Getting electrocuted can kill you and will hurt the whole time you're dying.
Getting electrocuted can kill you and will hurt the whole time you're dying.
It’s been a week since Halloween, so I sadly dragged all my tombstones and giant spiders inside. Christmas is coming, and that means it’s time to get festive with the lights. However, since we only put up Christmas lights once a year, it’s possible to make mistakes. Here’s the most important one to avoid.

Do not put your Christmas lights up backwards.

Make sure that the part of the string of lights that you want to plug into your outlet or extension cord is the male end. That’s the one with two prongs. I know, you’ve seen males naked, and they only have a single prong.
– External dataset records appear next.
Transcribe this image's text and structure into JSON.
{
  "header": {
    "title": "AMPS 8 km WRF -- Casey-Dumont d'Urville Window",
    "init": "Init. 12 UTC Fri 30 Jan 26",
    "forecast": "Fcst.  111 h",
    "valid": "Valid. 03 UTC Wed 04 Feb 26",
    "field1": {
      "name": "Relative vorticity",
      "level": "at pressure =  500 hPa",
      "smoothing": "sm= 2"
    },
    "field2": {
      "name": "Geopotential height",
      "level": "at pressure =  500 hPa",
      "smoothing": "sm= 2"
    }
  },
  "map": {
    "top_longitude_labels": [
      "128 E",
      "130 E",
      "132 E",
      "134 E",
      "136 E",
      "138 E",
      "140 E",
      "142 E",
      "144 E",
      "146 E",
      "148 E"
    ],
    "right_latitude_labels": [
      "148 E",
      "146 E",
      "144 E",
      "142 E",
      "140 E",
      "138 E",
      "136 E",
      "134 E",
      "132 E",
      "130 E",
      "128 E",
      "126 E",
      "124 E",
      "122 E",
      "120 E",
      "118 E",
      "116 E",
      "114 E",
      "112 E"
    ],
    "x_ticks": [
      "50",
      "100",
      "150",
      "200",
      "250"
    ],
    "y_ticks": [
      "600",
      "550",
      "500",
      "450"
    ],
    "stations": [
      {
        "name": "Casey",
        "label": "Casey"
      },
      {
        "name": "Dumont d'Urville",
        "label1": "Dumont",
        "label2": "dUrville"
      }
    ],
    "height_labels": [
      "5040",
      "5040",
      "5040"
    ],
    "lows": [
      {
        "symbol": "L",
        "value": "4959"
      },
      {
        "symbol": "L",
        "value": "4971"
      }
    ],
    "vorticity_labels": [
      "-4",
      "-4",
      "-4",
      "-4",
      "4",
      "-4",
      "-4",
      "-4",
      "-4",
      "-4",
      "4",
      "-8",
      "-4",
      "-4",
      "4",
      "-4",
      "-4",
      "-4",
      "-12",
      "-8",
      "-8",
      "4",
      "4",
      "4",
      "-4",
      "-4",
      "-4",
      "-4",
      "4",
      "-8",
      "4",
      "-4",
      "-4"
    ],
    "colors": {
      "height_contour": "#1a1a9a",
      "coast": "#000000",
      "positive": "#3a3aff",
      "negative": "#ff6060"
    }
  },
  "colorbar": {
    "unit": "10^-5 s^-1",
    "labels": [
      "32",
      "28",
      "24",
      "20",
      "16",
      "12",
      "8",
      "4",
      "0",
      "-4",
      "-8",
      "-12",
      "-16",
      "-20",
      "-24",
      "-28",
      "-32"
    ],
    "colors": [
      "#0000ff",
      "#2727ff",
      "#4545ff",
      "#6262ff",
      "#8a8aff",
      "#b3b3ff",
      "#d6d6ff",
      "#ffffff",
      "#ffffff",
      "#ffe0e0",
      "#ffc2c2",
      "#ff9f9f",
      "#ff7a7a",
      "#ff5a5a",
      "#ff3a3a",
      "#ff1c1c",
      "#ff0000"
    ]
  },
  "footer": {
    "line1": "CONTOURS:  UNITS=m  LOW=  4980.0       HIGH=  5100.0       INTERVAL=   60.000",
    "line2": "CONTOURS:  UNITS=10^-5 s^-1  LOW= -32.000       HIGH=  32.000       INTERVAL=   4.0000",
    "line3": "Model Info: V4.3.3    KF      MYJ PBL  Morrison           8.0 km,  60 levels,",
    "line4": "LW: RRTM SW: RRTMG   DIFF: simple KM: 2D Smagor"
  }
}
One, I’m glad you’ve been dating again and two, if you prefer you can be like my dad and call it the goes-into.

You have to do this right because if you don’t, you’re going to be forced to take all the lights down and put them back up in the opposite order. That’s no big deal for me since I just lazily drape ugly glass bulbs over the garage door to appease my 1970s-obsessed wife, but you may be doing something far more elaborate that involves ladders and homeownership. Switching that around would take all day.
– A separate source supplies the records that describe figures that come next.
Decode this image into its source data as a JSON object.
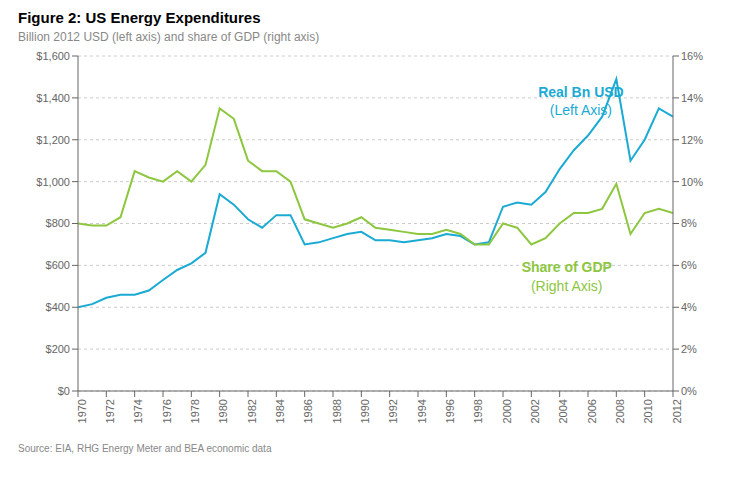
{
  "chart_data": {
    "type": "line",
    "title": "Figure 2: US Energy Expenditures",
    "subtitle": "Billion 2012 USD (left axis) and share of GDP (right axis)",
    "source": "Source: EIA, RHG Energy Meter and BEA economic data",
    "x": [
      1970,
      1971,
      1972,
      1973,
      1974,
      1975,
      1976,
      1977,
      1978,
      1979,
      1980,
      1981,
      1982,
      1983,
      1984,
      1985,
      1986,
      1987,
      1988,
      1989,
      1990,
      1991,
      1992,
      1993,
      1994,
      1995,
      1996,
      1997,
      1998,
      1999,
      2000,
      2001,
      2002,
      2003,
      2004,
      2005,
      2006,
      2007,
      2008,
      2009,
      2010,
      2011,
      2012
    ],
    "xlim": [
      1970,
      2012
    ],
    "xticks": [
      1970,
      1972,
      1974,
      1976,
      1978,
      1980,
      1982,
      1984,
      1986,
      1988,
      1990,
      1992,
      1994,
      1996,
      1998,
      2000,
      2002,
      2004,
      2006,
      2008,
      2010,
      2012
    ],
    "ylim": [
      0,
      1600
    ],
    "yticks": [
      {
        "value": 0,
        "label": "$0"
      },
      {
        "value": 200,
        "label": "$200"
      },
      {
        "value": 400,
        "label": "$400"
      },
      {
        "value": 600,
        "label": "$600"
      },
      {
        "value": 800,
        "label": "$800"
      },
      {
        "value": 1000,
        "label": "$1,000"
      },
      {
        "value": 1200,
        "label": "$1,200"
      },
      {
        "value": 1400,
        "label": "$1,400"
      },
      {
        "value": 1600,
        "label": "$1,600"
      }
    ],
    "y2lim": [
      0,
      16
    ],
    "y2ticks": [
      {
        "value": 0,
        "label": "0%"
      },
      {
        "value": 2,
        "label": "2%"
      },
      {
        "value": 4,
        "label": "4%"
      },
      {
        "value": 6,
        "label": "6%"
      },
      {
        "value": 8,
        "label": "8%"
      },
      {
        "value": 10,
        "label": "10%"
      },
      {
        "value": 12,
        "label": "12%"
      },
      {
        "value": 14,
        "label": "14%"
      },
      {
        "value": 16,
        "label": "16%"
      }
    ],
    "grid": true,
    "series": [
      {
        "name": "Real Bn USD",
        "color": "#1aaad4",
        "values": [
          400,
          415,
          445,
          460,
          460,
          480,
          530,
          578,
          610,
          660,
          940,
          890,
          820,
          780,
          840,
          840,
          700,
          710,
          730,
          750,
          760,
          720,
          720,
          710,
          720,
          730,
          750,
          740,
          700,
          710,
          880,
          900,
          890,
          950,
          1060,
          1150,
          1220,
          1310,
          1490,
          1100,
          1200,
          1350,
          1310
        ]
      },
      {
        "name": "Share of GDP",
        "color": "#8dc63f",
        "axis": "y2",
        "values": [
          8.0,
          7.9,
          7.9,
          8.3,
          10.5,
          10.2,
          10.0,
          10.5,
          10.0,
          10.8,
          13.5,
          13.0,
          11.0,
          10.5,
          10.5,
          10.0,
          8.2,
          8.0,
          7.8,
          8.0,
          8.3,
          7.8,
          7.7,
          7.6,
          7.5,
          7.5,
          7.7,
          7.5,
          7.0,
          7.0,
          8.0,
          7.8,
          7.0,
          7.3,
          8.0,
          8.5,
          8.5,
          8.7,
          9.9,
          7.5,
          8.5,
          8.7,
          8.5
        ]
      }
    ],
    "annotations": [
      {
        "text": "Real Bn USD",
        "x": 2005.5,
        "y": 1430,
        "color": "#1aaad4"
      },
      {
        "text": "(Left Axis)",
        "x": 2005.5,
        "y": 1340,
        "color": "#1aaad4"
      },
      {
        "text": "Share of GDP",
        "x": 2004.5,
        "y": 590,
        "color": "#8dc63f"
      },
      {
        "text": "(Right Axis)",
        "x": 2004.5,
        "y": 500,
        "color": "#8dc63f"
      }
    ]
  }
}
“Nonsense,” you say. “I will simply go to the hardware store and buy an adapter!”

A male-to-male adapter does not exist. In general, they’re illegal to sell. Sometimes people make their own because it is amazing the lengths people will go to in order to avoid admitting they made a simple mistake. The results of these horrific abortions of electrical engineering are called suicide cords, or sometimes suicide cables.
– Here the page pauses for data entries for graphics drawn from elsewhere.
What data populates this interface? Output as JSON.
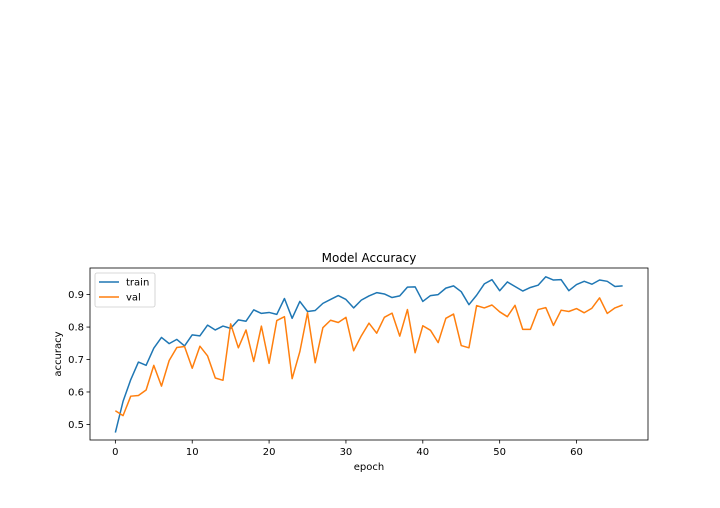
{
  "chart_data": {
    "type": "line",
    "title": "Model Accuracy",
    "xlabel": "epoch",
    "ylabel": "accuracy",
    "xlim": [
      -3.3,
      69.3
    ],
    "ylim": [
      0.452,
      0.982
    ],
    "xticks": [
      0,
      10,
      20,
      30,
      40,
      50,
      60
    ],
    "yticks": [
      0.5,
      0.6,
      0.7,
      0.8,
      0.9
    ],
    "grid": false,
    "legend": "upper left",
    "series": [
      {
        "name": "train",
        "color": "#1f77b4",
        "values": [
          0.475,
          0.571,
          0.638,
          0.692,
          0.682,
          0.735,
          0.768,
          0.749,
          0.762,
          0.742,
          0.776,
          0.773,
          0.806,
          0.791,
          0.803,
          0.796,
          0.822,
          0.818,
          0.853,
          0.842,
          0.845,
          0.839,
          0.888,
          0.827,
          0.879,
          0.848,
          0.851,
          0.873,
          0.885,
          0.897,
          0.885,
          0.859,
          0.883,
          0.896,
          0.906,
          0.902,
          0.891,
          0.896,
          0.923,
          0.924,
          0.879,
          0.897,
          0.9,
          0.92,
          0.927,
          0.909,
          0.869,
          0.898,
          0.933,
          0.946,
          0.912,
          0.939,
          0.925,
          0.911,
          0.922,
          0.929,
          0.955,
          0.945,
          0.946,
          0.912,
          0.931,
          0.941,
          0.932,
          0.945,
          0.941,
          0.925,
          0.927
        ]
      },
      {
        "name": "val",
        "color": "#ff7f0e",
        "values": [
          0.542,
          0.527,
          0.587,
          0.589,
          0.606,
          0.682,
          0.618,
          0.697,
          0.737,
          0.74,
          0.673,
          0.741,
          0.711,
          0.643,
          0.636,
          0.81,
          0.736,
          0.791,
          0.694,
          0.803,
          0.688,
          0.82,
          0.832,
          0.641,
          0.724,
          0.844,
          0.69,
          0.798,
          0.821,
          0.814,
          0.83,
          0.727,
          0.773,
          0.812,
          0.781,
          0.83,
          0.843,
          0.772,
          0.854,
          0.721,
          0.804,
          0.79,
          0.752,
          0.827,
          0.84,
          0.743,
          0.736,
          0.866,
          0.859,
          0.868,
          0.847,
          0.832,
          0.867,
          0.793,
          0.793,
          0.854,
          0.86,
          0.805,
          0.852,
          0.848,
          0.857,
          0.844,
          0.858,
          0.89,
          0.842,
          0.859,
          0.868
        ]
      }
    ]
  }
}
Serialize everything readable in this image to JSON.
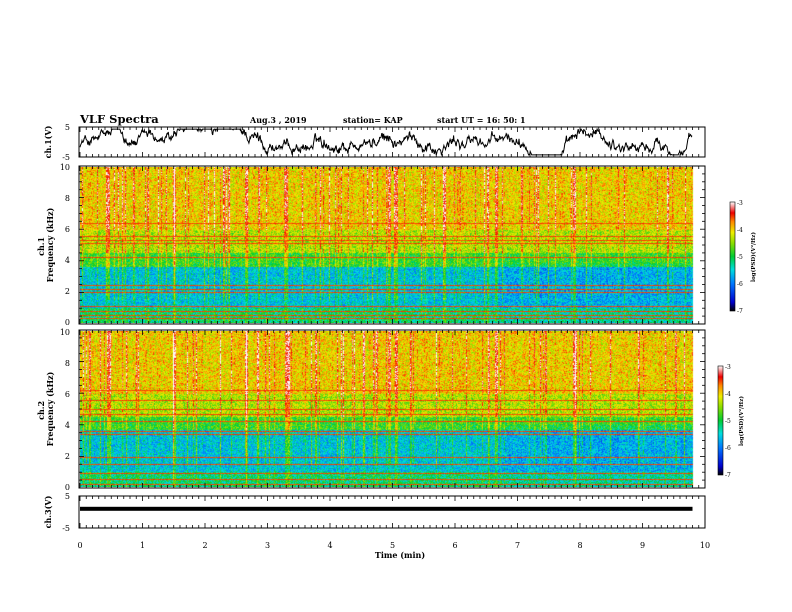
{
  "header": {
    "title": "VLF Spectra",
    "date": "Aug.3  , 2019",
    "station": "station= KAP",
    "start": "start  UT  =    16: 50: 1"
  },
  "chart_data": [
    {
      "type": "line",
      "ylabel": "ch.1(V)",
      "ylim": [
        -5,
        5
      ],
      "ytick_labels": [
        "5",
        "-5"
      ],
      "xlim": [
        0,
        10
      ],
      "series": [
        {
          "values": "noisy waveform, roughly -4 to 4 V"
        }
      ]
    },
    {
      "type": "heatmap",
      "ylabel": "ch.1\nFrequency  (kHz)",
      "ylim": [
        0,
        10
      ],
      "xlim": [
        0,
        10
      ],
      "ytick_labels": [
        "0",
        "2",
        "4",
        "6",
        "8",
        "10"
      ],
      "colorbar": {
        "label": "log(PSD)(V²/Hz)",
        "range": [
          -7,
          -3
        ],
        "tick_labels": [
          "-3",
          "-4",
          "-5",
          "-6",
          "-7"
        ]
      },
      "data_cols_end_min": 9.8,
      "horizontal_lines_khz": [
        0.3,
        0.5,
        0.8,
        1.1,
        2.0,
        2.2,
        2.45,
        4.25,
        5.1,
        5.3,
        5.6,
        6.4
      ],
      "vertical_events_min": [
        0.45,
        1.5,
        2.65,
        3.3,
        4.95,
        5.05,
        6.65,
        7.9
      ]
    },
    {
      "type": "heatmap",
      "ylabel": "ch.2\nFrequency  (kHz)",
      "ylim": [
        0,
        10
      ],
      "xlim": [
        0,
        10
      ],
      "ytick_labels": [
        "0",
        "2",
        "4",
        "6",
        "8",
        "10"
      ],
      "colorbar": {
        "label": "log(PSD)(V²/Hz)",
        "range": [
          -7,
          -3
        ],
        "tick_labels": [
          "-3",
          "-4",
          "-5",
          "-6",
          "-7"
        ]
      },
      "data_cols_end_min": 9.8,
      "horizontal_lines_khz": [
        0.2,
        0.5,
        0.9,
        1.5,
        1.9,
        3.4,
        3.6,
        4.2,
        4.7,
        5.0,
        5.6,
        6.2
      ],
      "vertical_events_min": [
        0.45,
        1.5,
        2.65,
        3.3,
        4.95,
        5.05,
        6.65,
        7.9
      ]
    },
    {
      "type": "line",
      "ylabel": "ch.3(V)",
      "ylim": [
        -5,
        5
      ],
      "ytick_labels": [
        "5",
        "-5"
      ],
      "xlim": [
        0,
        10
      ],
      "xlabel": "Time  (min)",
      "xtick_labels": [
        "0",
        "1",
        "2",
        "3",
        "4",
        "5",
        "6",
        "7",
        "8",
        "9",
        "10"
      ],
      "series": [
        {
          "values": "near-constant thick trace at about 1 V"
        }
      ],
      "level_v": 1
    }
  ]
}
Basically, once you plug one end into the electricity, it is now grounded and flowing through the other end. That includes the exposed metal prongs. An extremely careful person could possibly insert that end into the mishung lights without incident.

You are not an extremely careful person because you put your damn lights up backwards. In reality, you are probably going to end up touching the exposed prongs and sending a house current through your highly conductive and very stupid self.

Will that kill you? Maybe. About 5,500 people go to the emergency room each year from accidents that involve electrical outlets. Some of them die, particularly if they are older, have underlying health conditions, or failed to secure protection from lightning.

So, be smart. Write “do not hang backwards” on the box of holiday decorations. Check all your lights before they go up to make sure there are not shorts or dead spots. During each step of the process, mentally extrapolate the remaining steps to make sure the end result is what you want. Plan ahead.

If not, you’re going to find yourself screaming at some poor hardware store clerk for an adapter that doesn’t exist and which you would be too bloody irresponsible to use even if it did. Learn to live with your mistakes. Do not try and cheat your way around them unless you want the Christmas spirit to enter you 120 volts at a time.